Weight Loss Surgeries on the Rise

Is Surgery the Answer or Just a Fad?

Today I’m feeling like a fatty mc-fat-fat. So, I’ve been a little bit weak in the good eating department. But in the wake of my holiday bad eating habits, I see a little blurb in the news this morning that Weight Loss Surgeries (mainly gastric by-pass) are on the rise. Not a little rise, I’m talking a whopping 450% from 1998 to 2002 in the US, according to a new study. Rise? That seems like a title wave, not to mention, a wee bit alarming.

While gastric by-pass was once only for the severely obese, a typical by-pass operative today may only be a mere 50 to 80 pounds overweight. Something good eating habits, exercise, and old fashioned will power could maybe melt away, right?

With the extreme rise in publicity and celebrity endorsements (Carnie Wilson, Al Roker) and the development of extremely less-invasive laparoscopic techniques, weight loss surgeries are becoming more popular and easier said than done. Is weight loss surgery becoming a fad or better yet, is America just looking for a quick fix?

Now for many, weight loss surgery is the last resort. They see it as the only way to lose weight after they’ve tried everything imaginable. Many, due to severe health conditions have no choice—and it’s helped change millions of people’s lives. That’s what gastric by-pass is for, right?

But then there is the other side—I’ll call it the dark side of weight loss surgery. Those people who don’t really WANT to eat well and live a healthy lifestyle, but want to lose the weight. There is that increasing percentage of operatives that are looking for an easy way out. I know, I had a friend who had gastric by-pass because she was too lazy to go on a diet. Yes, she lost some weight–but unfortuately still drinks milkshakes and lives an unhealthy lifestyle.
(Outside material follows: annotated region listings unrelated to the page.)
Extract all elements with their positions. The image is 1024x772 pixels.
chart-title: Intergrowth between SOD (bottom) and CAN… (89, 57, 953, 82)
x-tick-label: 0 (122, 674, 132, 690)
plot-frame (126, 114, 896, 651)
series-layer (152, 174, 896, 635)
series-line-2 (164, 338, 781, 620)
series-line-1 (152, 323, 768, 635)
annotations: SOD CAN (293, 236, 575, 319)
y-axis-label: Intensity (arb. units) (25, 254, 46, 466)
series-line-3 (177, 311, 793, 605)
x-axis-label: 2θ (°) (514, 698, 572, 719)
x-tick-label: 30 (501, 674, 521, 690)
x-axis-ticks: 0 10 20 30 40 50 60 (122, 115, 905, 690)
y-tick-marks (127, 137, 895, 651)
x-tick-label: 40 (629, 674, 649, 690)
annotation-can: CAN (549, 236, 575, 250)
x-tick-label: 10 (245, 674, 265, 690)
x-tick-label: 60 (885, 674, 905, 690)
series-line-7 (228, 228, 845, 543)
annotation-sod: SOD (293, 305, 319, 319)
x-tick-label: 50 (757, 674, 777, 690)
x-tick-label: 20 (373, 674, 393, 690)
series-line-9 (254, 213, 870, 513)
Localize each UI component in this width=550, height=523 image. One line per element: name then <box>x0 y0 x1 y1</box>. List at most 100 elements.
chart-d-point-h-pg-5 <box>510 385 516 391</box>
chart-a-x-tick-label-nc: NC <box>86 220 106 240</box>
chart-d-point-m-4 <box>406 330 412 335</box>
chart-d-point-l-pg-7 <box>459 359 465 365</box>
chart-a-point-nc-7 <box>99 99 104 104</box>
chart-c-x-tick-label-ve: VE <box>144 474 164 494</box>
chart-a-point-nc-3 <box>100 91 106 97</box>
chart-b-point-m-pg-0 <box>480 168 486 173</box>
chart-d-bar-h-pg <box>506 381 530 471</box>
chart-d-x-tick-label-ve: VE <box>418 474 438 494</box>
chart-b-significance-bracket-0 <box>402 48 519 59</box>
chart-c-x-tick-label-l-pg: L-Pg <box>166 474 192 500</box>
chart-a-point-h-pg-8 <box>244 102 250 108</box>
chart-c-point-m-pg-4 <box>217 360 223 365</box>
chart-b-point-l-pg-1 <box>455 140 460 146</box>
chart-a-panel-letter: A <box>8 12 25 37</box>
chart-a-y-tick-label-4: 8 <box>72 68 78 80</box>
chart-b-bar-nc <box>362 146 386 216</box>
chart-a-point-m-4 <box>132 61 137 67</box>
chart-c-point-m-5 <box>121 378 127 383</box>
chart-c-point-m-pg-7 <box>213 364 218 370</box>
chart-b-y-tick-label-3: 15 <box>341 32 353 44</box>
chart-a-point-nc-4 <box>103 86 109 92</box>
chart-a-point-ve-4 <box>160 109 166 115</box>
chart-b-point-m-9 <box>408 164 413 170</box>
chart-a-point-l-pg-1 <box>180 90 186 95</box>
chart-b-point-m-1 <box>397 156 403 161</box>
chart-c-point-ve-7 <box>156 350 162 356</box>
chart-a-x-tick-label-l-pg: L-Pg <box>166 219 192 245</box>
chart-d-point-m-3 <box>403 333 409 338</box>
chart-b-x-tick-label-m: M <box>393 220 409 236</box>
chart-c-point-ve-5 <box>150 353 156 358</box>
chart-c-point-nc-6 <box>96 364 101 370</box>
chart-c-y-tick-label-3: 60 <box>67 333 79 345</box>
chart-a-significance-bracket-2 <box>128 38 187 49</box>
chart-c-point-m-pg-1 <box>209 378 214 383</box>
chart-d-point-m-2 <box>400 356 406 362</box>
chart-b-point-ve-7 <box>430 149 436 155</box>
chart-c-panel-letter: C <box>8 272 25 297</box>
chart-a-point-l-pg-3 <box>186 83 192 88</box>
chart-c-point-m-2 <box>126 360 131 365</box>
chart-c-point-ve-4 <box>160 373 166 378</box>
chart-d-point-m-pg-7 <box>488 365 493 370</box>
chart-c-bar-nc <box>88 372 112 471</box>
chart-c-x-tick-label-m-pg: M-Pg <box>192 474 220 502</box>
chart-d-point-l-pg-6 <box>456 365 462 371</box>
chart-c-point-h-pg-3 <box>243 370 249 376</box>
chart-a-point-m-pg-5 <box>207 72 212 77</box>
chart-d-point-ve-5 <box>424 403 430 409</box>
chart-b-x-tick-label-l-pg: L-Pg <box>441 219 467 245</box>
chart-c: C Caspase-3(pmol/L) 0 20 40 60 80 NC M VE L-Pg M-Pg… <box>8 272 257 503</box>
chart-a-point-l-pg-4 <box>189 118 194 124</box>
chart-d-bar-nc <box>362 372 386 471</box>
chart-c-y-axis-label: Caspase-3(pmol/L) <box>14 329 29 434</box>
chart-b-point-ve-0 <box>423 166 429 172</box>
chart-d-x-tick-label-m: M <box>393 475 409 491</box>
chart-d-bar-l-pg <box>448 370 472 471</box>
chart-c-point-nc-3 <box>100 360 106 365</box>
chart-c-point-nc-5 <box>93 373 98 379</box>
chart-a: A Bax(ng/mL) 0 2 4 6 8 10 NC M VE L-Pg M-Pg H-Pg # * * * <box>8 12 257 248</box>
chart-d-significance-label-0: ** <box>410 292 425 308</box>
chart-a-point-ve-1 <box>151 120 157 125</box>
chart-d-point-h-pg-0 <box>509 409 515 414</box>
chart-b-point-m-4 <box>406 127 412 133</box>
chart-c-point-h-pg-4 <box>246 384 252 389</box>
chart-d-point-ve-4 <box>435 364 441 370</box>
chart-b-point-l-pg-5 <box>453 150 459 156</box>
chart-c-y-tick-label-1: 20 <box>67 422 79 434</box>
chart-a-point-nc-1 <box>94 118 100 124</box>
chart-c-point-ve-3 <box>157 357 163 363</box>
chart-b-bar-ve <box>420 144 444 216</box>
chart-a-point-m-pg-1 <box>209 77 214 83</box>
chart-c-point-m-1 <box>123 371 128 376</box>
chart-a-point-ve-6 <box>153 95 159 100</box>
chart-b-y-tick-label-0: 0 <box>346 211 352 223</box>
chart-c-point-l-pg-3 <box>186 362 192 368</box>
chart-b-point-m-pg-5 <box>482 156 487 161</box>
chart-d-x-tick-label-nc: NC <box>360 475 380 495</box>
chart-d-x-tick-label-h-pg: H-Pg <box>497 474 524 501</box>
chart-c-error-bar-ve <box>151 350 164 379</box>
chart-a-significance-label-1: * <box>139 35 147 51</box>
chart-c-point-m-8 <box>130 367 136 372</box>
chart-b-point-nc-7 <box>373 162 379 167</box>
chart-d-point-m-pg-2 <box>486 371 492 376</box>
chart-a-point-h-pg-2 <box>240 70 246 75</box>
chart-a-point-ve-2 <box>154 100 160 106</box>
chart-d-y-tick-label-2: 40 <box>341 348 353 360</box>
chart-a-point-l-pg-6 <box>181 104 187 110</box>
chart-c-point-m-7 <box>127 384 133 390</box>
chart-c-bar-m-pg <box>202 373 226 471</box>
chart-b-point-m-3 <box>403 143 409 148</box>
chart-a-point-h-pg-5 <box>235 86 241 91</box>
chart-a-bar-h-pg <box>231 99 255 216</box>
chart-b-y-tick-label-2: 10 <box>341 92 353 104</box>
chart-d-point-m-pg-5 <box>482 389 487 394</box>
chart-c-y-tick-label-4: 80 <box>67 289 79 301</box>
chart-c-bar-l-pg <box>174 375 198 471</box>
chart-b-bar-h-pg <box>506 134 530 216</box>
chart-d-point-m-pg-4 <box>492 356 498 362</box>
This leads me to my point. Shouldn’t doctors practice a certain amount of responsibility before performing such a life changing procedure? Should paitients have to meet certain requirements before having the surgery? Or, should a person be able to do it no matter what?

I have a feeling many of you will have a lot of comments about this subject.

Let me throw some questions out there…

Have any of you had gastric by-pass?

How has it changed your life??

If you had to do it over again, would you?

Is your weight loss surgery permanent?